Moto-Net.Com : Le marché moto est en baisse au premier semestre 2025, mais vous vous y attendiez sans doute, en raison des effets secondaires du "dopage aux produits Euro5" observée fin 2024 ?
Benjamin Kapkowski, responsable marketing de Kawasaki France : On s'y attendait, forcément, avec l'effet mécanique sur décembre 2024 de nombreuses immatriculations de modèles Euro5. Nous savions que cela impacterait les mois de janvier et février 2025, nous pensions que cela freinerait un peu le mois de mars. Le fait que le marché reste baissier au deuxième trimestre est plus une surprise.
MNC : Quel est le bilan de Kawasaki sur ces six premiers mois ?
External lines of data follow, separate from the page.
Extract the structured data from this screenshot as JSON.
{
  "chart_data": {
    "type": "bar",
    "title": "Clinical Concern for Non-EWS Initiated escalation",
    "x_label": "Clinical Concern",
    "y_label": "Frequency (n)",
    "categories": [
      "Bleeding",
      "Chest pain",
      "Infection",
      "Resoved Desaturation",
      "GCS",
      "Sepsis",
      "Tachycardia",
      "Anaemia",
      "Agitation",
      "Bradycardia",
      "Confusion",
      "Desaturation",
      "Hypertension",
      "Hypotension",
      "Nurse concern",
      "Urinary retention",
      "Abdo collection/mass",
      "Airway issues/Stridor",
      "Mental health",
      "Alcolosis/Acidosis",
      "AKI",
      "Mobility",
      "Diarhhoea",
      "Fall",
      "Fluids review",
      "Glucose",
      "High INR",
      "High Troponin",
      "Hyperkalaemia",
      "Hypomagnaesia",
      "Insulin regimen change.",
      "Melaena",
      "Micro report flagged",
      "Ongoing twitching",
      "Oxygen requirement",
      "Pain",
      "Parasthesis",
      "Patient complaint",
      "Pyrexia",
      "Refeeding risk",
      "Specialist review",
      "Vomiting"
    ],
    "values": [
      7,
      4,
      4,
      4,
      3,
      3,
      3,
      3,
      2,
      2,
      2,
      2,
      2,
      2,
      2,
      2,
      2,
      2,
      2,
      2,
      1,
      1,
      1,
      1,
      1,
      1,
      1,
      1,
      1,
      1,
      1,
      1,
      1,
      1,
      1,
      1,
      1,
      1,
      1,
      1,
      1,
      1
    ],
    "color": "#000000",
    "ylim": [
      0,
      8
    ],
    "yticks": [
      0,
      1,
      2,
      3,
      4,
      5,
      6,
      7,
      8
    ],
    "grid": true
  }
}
B. K. : Kawasaki se bat, nous avons mis en place des offres et des campagnes de communication pour faire connaître nos produits. Et cela paye puisque notre marque baisse moins fort à fin juin que le marché dans son ensemble. Nous progressons donc en parts de marché. On se place troisième sur le marché (des motos, hors maxiscooters), à la lutte avec BMW et Yamaha.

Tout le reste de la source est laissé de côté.